Miss Featherpenny conceded defeat. "It's all bonnets for summer," she said.
Her first impulse was to tell Andy that she thought the Felicians had bought the guarantee clause, not the contract. It died at her first sight of the morning-after Andy. The situation must be pretty desperate, she rationalized, when the wealthiest girl on the planet has only one dress. This is probably their last chance.
Andy tried to conceal his headache by being brisk and efficient. "Have you considered your natural resources?"
Blahrog, slow and shrewdly inefficient, said, "We mine soft coal. Enough for our own fires and to spare."

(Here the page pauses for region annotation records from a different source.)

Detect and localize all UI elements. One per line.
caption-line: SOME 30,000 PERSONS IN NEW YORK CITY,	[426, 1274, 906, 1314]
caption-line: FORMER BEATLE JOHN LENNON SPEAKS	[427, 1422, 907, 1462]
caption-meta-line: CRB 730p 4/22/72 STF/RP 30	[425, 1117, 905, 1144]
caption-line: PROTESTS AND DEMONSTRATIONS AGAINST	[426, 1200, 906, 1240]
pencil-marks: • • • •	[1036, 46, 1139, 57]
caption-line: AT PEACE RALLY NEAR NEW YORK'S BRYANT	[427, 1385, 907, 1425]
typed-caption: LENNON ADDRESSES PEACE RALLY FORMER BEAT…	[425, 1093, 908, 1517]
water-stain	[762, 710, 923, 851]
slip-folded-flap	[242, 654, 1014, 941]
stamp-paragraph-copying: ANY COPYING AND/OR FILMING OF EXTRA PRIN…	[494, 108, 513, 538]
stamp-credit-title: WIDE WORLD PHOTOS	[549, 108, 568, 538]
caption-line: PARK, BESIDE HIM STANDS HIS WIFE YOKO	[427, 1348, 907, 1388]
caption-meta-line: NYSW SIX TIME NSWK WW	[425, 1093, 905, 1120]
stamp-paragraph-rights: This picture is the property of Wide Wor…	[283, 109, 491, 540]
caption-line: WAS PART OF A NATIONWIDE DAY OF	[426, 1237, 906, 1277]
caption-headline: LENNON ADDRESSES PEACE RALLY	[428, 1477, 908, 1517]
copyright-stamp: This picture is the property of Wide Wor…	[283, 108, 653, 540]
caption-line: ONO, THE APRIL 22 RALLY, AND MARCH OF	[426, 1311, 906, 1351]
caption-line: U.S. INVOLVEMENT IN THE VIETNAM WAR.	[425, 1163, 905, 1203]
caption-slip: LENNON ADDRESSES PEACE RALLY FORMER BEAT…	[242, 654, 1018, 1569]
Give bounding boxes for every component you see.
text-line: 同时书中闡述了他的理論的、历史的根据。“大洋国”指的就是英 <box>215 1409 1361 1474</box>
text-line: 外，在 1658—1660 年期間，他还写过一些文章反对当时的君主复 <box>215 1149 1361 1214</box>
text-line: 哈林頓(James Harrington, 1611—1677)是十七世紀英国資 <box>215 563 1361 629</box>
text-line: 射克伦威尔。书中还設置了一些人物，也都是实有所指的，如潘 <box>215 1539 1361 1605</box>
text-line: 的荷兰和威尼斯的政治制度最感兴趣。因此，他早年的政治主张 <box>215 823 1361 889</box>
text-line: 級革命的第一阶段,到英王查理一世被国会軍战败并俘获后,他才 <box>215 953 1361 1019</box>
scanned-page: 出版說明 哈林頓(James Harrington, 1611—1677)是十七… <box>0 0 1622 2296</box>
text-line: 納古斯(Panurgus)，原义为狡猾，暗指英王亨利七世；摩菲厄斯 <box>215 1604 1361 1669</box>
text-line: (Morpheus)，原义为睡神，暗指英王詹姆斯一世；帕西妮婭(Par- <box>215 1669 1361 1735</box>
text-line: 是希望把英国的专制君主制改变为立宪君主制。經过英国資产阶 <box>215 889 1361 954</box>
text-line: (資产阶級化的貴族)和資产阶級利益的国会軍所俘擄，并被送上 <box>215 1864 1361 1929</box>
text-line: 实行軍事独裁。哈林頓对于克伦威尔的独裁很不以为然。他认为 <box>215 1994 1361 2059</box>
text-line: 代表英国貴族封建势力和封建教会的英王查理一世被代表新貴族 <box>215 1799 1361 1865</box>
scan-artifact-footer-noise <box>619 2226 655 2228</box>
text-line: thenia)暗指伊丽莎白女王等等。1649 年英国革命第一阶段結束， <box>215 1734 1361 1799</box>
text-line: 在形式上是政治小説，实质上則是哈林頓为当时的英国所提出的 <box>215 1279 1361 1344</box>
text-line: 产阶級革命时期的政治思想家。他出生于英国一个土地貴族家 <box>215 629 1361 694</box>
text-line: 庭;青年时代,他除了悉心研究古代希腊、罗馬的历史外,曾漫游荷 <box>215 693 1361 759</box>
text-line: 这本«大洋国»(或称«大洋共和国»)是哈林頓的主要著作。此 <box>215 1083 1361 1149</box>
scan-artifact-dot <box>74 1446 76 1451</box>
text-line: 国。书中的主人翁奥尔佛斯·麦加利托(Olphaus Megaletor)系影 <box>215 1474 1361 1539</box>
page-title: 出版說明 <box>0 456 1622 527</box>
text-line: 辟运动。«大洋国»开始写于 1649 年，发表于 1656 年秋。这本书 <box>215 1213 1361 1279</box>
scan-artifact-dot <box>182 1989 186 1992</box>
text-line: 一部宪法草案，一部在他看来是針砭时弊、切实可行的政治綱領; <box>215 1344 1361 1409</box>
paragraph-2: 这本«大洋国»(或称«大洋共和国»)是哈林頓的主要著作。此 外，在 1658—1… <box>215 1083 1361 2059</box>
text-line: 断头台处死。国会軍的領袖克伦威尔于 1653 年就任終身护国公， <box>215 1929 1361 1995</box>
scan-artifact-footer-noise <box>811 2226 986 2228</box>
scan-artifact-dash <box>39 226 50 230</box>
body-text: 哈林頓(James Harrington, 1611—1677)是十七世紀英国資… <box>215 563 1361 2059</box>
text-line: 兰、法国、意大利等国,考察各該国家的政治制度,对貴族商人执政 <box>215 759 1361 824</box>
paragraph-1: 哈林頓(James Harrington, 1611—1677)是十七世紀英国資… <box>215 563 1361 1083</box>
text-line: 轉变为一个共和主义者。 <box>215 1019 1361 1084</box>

"No one within a hundred light-years of Felix II uses coal for fuel anymore," Andy said gently. "Do you have enough for the plastic industries?"
"We have four freighters surplus every season." Blahrog was evidently banking heavily on the coal.
Andy wondered if coal were the only surplus on Felix II. "What are you doing with your surplus at present?" he inquired tactfully, hoping that Blahrog would realize, without being told, the impossibility of supporting the population of Felix II on four freighters of soft coal.
"We store it up," was the crafty answer, "and sell it to the synthetics plants on Darius IV when the Ionian miners go on strike."
"How long since the Ionians struck?" If this economic event occurred regularly, the coal surplus could assist in meeting the Federation's requirements.